In the FRP-to-concrete bonding system, the debonding of the FRP plate from the member is usually caused by the concrete fracture close to the FRP-to- concrete interfaces. The occurrence of the debonding failure will reduce the strain of the bonded FRP plate to 20–50% of the rupture strain of the FRP plate. Therefore, FRP plates are not fully utilized when the debonding failure occurs [17, 26]. Moreover, the deformability of the strengthened member will be reduced with the premature failure [5]. A variety of factors need to be considered when explaining the bond mechanism, such as FRP material properties, adhesive, and RC properties [10]. Many experiments have been conducted to evaluate the bond strength. The two widely applied experiments are modified beam tests [56, 68], and single shear tests [3, 11, 12] as they can be easily implemented in laboratory. However, as there exist a large number of influencing variables, it is impossible to evaluate the bond strength accurately using the time and money consuming laboratory experiments.

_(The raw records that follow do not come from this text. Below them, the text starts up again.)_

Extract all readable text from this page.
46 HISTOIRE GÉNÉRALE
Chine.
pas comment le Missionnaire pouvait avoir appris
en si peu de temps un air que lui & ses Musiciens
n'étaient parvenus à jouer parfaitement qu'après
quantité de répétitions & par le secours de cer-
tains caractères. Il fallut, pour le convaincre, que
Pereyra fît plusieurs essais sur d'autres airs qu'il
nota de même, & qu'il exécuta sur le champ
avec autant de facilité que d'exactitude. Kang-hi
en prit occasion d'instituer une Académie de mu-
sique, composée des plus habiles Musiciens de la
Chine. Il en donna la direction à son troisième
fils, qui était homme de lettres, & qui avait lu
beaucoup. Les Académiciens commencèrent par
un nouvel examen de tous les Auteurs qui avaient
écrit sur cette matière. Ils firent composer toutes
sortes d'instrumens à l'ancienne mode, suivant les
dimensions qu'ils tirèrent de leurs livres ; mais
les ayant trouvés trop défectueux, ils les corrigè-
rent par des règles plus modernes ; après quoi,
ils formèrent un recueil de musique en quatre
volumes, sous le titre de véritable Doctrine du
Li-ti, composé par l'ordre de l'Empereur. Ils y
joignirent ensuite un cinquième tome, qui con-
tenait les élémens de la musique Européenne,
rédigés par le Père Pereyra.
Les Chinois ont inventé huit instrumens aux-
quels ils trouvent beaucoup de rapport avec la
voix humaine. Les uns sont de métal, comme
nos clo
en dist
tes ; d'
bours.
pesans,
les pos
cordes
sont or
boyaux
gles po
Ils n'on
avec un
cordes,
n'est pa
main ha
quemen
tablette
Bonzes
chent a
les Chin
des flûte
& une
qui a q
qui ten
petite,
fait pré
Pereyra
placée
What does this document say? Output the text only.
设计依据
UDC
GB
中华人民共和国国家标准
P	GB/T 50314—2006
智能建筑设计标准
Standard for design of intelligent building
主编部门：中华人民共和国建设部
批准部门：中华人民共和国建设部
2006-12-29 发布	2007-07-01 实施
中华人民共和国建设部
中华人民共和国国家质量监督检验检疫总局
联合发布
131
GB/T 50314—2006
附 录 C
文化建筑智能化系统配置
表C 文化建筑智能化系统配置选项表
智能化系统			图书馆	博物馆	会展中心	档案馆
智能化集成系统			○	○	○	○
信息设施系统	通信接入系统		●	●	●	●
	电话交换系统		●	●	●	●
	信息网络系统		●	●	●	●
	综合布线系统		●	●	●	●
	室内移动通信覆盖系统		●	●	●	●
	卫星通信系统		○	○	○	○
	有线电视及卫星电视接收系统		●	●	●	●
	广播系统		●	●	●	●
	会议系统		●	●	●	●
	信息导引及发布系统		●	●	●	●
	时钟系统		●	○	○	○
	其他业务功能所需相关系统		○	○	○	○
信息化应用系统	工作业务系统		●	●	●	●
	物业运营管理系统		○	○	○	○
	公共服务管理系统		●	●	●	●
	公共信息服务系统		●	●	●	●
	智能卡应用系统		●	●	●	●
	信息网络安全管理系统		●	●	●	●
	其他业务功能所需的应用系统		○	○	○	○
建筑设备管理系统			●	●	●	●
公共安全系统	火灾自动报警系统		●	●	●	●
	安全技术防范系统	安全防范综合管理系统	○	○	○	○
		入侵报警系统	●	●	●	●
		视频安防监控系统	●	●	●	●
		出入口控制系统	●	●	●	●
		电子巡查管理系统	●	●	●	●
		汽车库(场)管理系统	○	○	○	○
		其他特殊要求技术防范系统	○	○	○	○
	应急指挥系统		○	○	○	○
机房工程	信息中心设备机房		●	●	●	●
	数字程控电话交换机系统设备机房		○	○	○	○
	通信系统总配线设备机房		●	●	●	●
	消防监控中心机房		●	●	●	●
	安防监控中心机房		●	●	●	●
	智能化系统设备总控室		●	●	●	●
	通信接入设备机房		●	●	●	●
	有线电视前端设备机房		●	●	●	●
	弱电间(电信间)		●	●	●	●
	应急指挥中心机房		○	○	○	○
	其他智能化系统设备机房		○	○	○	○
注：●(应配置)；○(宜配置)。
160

To address this issue, statistical models were proposed to predict the bond strength [14, 34, 48]. These models evaluate the bond strength of FRP-to-concrete joints by combining the fracture energy, the axial rigidity of the FRP system and the bond width. Generally, empirical relationships are established in these models by using small test data, and there are not enough factors considered in these models. Therefore, the generalization ability of these models is not high enough.

To address this problem, machine learning (ML) algorithms are used to predict the bond strength of FRP-to-concrete joints as ML algorithms do not rely on explicit equations. Among many ML methods, support vector regression (SVR) has been extensively applied in civil engineering such as prediction of unconfined compressive strength (UCS) [19, 63], elastic modulus [50, 59], tensile strength [60] and fresh-state properties [47]. As one of the best ML algorithms, SVR is able to solve regression problems by estimating the implicit functions accurately using kernel tricks and risk minimization principles [31]. The SVR algorithm has a number of advantages over other ML models, including excellent performance on small datasets [13], and non-convergence of local solution [39]. In spite of the benefits, SVR is computationally demanding. The computational efficiency can be achieved by introducing equality constraints to achieve closed form least-square-type solutions. This form of SVR is called least-squares support vector regression (LSSVR) [52]. The prediction accuracy and generalization ability of LSSVR rely on its hyperparameters. In order to tune and find optimal hyperparameters, a new metaheuristic algorithm called beetle antennae search (BAS) is used for hyperparameter tuning. It is easy to implement and converges very fast because only one beetle is used to search rather than a beetle swarm. Thus, in the present study, the BAS is employed to tune the LSSVR model. However, the BAS can be easily trapped into a local optima [25, 64]. To solve this problem, this study modifies the BAS by incorporating the Levy flight to improve its searching efficiency. Based on this modification, a Levy-BAS based LSSVR (LBAS-LSSVR) method is proposed for predicting bond strength of FRP-to-concrete joints. This study makes several contributions to the literature as follows:

  1. (i)

    It firstly proposes a metaheuristic-based regression model to predict the bond strength of FRP-to-concrete joints. The prediction accuracy of the proposed model is higher than the other ML approaches.

  2. (ii)

    The recently developed BAS algorithm is firstly utilized to tune the hyperparameters of LSSVR, which outperforms other metaheuristic algorithms in terms of simple implementation, rapid convergence, and global optima.

  3. (iii)

    The Levy flight is incorporated into the BAS algorithm to avoid being trapped into local optima, which improves the searching efficiency of BAS obviously.

  4. (iv)

    The importance of each influencing variable on the bond strength of FRP-to-concrete joints is computed using the random forest algorithm.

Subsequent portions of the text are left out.